Le mépris des savoirs domestiques



La religion, la science, la philosophie, l’école… ont construit implicitement leurs discours sur un mépris des savoirs domestiques issus de l’expérience pratique. A travers cela, ce qui transparaît, c’est un mépris du monde vécu quotidien qui est celui des classes populaires et des activités confiées aux femmes.



1- La vie contemplative (la theoria) contre les savoirs domestiques


Les traditions religieuses, dont la tradition chrétienne, opposent le sacré au profane.
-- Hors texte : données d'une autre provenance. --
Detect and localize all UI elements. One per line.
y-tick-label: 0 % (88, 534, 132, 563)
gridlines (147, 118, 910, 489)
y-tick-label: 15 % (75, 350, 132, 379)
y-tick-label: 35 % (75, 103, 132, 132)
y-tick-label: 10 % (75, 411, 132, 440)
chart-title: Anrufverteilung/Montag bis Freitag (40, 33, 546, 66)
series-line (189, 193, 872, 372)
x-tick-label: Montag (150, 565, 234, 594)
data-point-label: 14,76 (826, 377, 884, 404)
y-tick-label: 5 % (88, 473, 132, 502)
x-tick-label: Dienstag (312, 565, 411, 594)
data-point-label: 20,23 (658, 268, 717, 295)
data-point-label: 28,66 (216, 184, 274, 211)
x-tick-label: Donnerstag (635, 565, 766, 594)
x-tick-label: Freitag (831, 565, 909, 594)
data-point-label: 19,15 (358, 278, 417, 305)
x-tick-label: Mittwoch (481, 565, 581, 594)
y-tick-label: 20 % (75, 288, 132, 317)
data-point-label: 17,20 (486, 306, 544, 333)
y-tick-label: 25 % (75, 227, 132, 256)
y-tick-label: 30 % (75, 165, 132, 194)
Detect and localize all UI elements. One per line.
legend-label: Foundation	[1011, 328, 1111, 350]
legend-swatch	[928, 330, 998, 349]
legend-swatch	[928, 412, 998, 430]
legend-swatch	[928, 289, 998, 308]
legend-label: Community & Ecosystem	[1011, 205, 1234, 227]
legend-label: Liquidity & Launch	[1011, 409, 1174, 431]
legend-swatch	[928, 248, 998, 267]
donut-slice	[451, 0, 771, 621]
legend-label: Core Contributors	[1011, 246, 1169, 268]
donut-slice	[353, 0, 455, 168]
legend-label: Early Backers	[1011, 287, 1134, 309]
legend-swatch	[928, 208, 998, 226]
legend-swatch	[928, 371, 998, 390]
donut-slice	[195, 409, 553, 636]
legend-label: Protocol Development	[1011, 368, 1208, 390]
Les femmes sont considérées comme impures et exclues de l’espace du sacré, en particulier de la fonction de prêtrise dans la tradition judeo-chrétienne. Elles sont soumises à l’autorité d’un mari auquel elles doivent obéissance. Les savoirs détenus traditionnellement par les femmes sont assimilés à la sorcellerie.


La science moderne se constitue par opposition aux savoirs issus de l’expérience pratique en revendiquant de se fonder sur une rationalité abstraite de type mathématique. Les savoirs pratiques traditionnels détenus par les femmes sont renvoyées à l’obscurantisme.


La tradition philosophique dominante, idéaliste et rationaliste, s’oppose à la nature et aux savoirs du quotidien. Le philosophe entend se situer en rupture avec les savoirs du sens commun. Il théorise la rupture anthropologique entre l’humain et la nature. Le féminin est renvoyé du côté de la nature, du sentiment. C’est le masculin qui se situe du côté de la culture et de la raison.


2- Le travail productif de l’usine contre le travail reproductif de l’espace domestique


La tradition socialiste a revalorisé le labeur des classes populaires en faisant du travail une source de dignité. Les théoriciens du mouvement ouvrier ont vu dans le travail une tendance naturelle et dans la nature une source de créativité. Mais cela n’a été ensuite que pour affirmer la supériorité du travail productif de l’ouvrier. De fait, le travail reproductif des femmes s’est trouvé renvoyé à la nature comme domaine de la nécessité et non de l’émancipation.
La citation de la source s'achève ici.